Every year at the end of summer our apple trees drop apples all around, leaving fermenting fruit to attract an impressive swarm of yellow jackets. For a few weeks yellow jackets seem to be everywhere, with nothing better to do than hang around like surly teenagers and get, literally, underfoot.
Then they disappear, not to be seen until next summer. Where are they hiding for all those long, cold winter months?
By the end of summer it is true that most wasps in the family Vespidae, which includes the infamous yellow jacket, have nothing to do. The summer’s work of building a paper nest and raising brood is over. The sterile female workers and male drones have fulfilled their duties to the nest and won’t live much longer, but for fertile female wasps, called gynes, a new challenge lies ahead: surviving the winter to found a new nest in the coming spring. They do it with the help of an adaptive trick that sounds like a super power: supercooling.
Supercooling is what happens when a fluid cools below its usual freezing point, but remains a fluid. There are a couple different ways to coax a liquid into supercooling, but many insects, including the gynes of vespid wasps, take advantage of this phenomenon to avoid freezing at winter temperatures by making “cryoprotectant” chemicals in their tissues. One common insect cryoprotectant is ethylene glycol, the same chemical we use as car antifreeze. Wasp gynes use sugars and glycerol for their cryoprotectants.
Cryoprotectants help the water in a wasp’s tissues to supercool by interfering with it’s ability to form the crystal structure of solid ice, which means damaging ice crystals won’t form inside a wasp’s cells, even as temperatures drop below 32ºF. Wasp gynes have been observed surviving temperatures of 1.5ºF. While it’s true gynes can survive the whole winter by supercooling when temperatures drop below freezing, it’s still a risky strategy. Any contact with external ice can cause the water in the wasp’s tissues to begin freezing too, because it acts like a seed crystal and jump starts a chain reaction of crystallization until the whole wasp is very frozen and very dead.

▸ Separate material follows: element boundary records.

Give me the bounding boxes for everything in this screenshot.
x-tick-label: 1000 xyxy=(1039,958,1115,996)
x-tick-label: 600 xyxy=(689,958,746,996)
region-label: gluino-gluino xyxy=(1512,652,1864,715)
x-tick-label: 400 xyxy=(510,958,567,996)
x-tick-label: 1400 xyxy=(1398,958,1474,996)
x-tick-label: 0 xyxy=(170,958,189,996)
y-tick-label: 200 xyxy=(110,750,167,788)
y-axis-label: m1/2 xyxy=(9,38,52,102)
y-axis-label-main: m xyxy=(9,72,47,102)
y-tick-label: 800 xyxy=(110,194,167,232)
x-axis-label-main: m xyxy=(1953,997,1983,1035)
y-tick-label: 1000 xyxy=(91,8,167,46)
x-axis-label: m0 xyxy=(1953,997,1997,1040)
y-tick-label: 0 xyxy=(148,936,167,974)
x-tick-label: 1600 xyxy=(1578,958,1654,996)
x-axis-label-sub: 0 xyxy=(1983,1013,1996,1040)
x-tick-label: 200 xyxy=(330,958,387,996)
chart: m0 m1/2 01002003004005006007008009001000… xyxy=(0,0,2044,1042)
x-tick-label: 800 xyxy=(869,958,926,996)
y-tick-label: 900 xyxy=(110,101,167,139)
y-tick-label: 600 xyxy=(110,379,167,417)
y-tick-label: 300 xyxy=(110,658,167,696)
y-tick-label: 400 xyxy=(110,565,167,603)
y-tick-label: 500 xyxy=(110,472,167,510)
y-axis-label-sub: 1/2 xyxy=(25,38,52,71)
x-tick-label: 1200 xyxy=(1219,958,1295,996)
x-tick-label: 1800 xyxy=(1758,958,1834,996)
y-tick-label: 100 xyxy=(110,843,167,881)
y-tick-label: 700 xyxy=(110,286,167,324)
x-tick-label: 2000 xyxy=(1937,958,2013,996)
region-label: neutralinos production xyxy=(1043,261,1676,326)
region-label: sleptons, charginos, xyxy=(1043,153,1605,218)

Since supercooling only works if a wasp doesn’t come in contact with ice, and ice is difficult to avoid in the middle of winter, choosing the right hibernation place is critical. When a wasp gyne is ready to overwinter she finds a “hibernaculum”: a cool, dry, and sheltered spot. Wasp gynes have been found using all kinds of places as hibernaculum: under loose bark, in attics, under rocks or logs, inside old machinery, down rodent burrows, and even between books on a shelf.
Considering the fierce reputation of many vespid wasps, a hibernating gyne is remarkably adorable. Hanging from the top of her hibernaculum spot, she tucks her wings beneath her body to protect them, holding them in place with her hind legs. She’s now ready to hibernate through the winter and, using supercooling, can survive hibernaculum temperatures well below the freezing point of water.
Yet even with supercooling on their side, wasp gynes have a tough time making it through to spring. Supercooling is an expensive way to overwinter; in one species of wasp it’s been estimated that gynes use up 70% of their lipid stores, 79% of their sugar stores, and over 80% of their stored glycogen. If a gyne hasn’t eaten enough over the summer, she doesn’t make it through the winter. Now you know why yellow jackets are so aggressive about stealing sips from your soda at the summer picnic!
In fact, there is evidence that a wasp’s lifetime access to good food affects their chances of becoming a gyne. Unlike bee queens, potential wasp queens look just like their worker sisters, but the wasps that become gynes have more stored fat. At the same time, they have a markedly greater tolerance to cold than worker wasps.
As temperatures drop through autumn, wasp gynes make their final preparations for winter. Most of their nestmates are long gone, they’ve mated, and before winter sets in for good, they hang out in temporary clusters getting in those last few energizing meals before they find their winterlong hibernaculum spot. If their hiding place keeps the ice away and if they have enough energy stored up as fat, they’ll supercool their way through winter, to found new nests in the spring.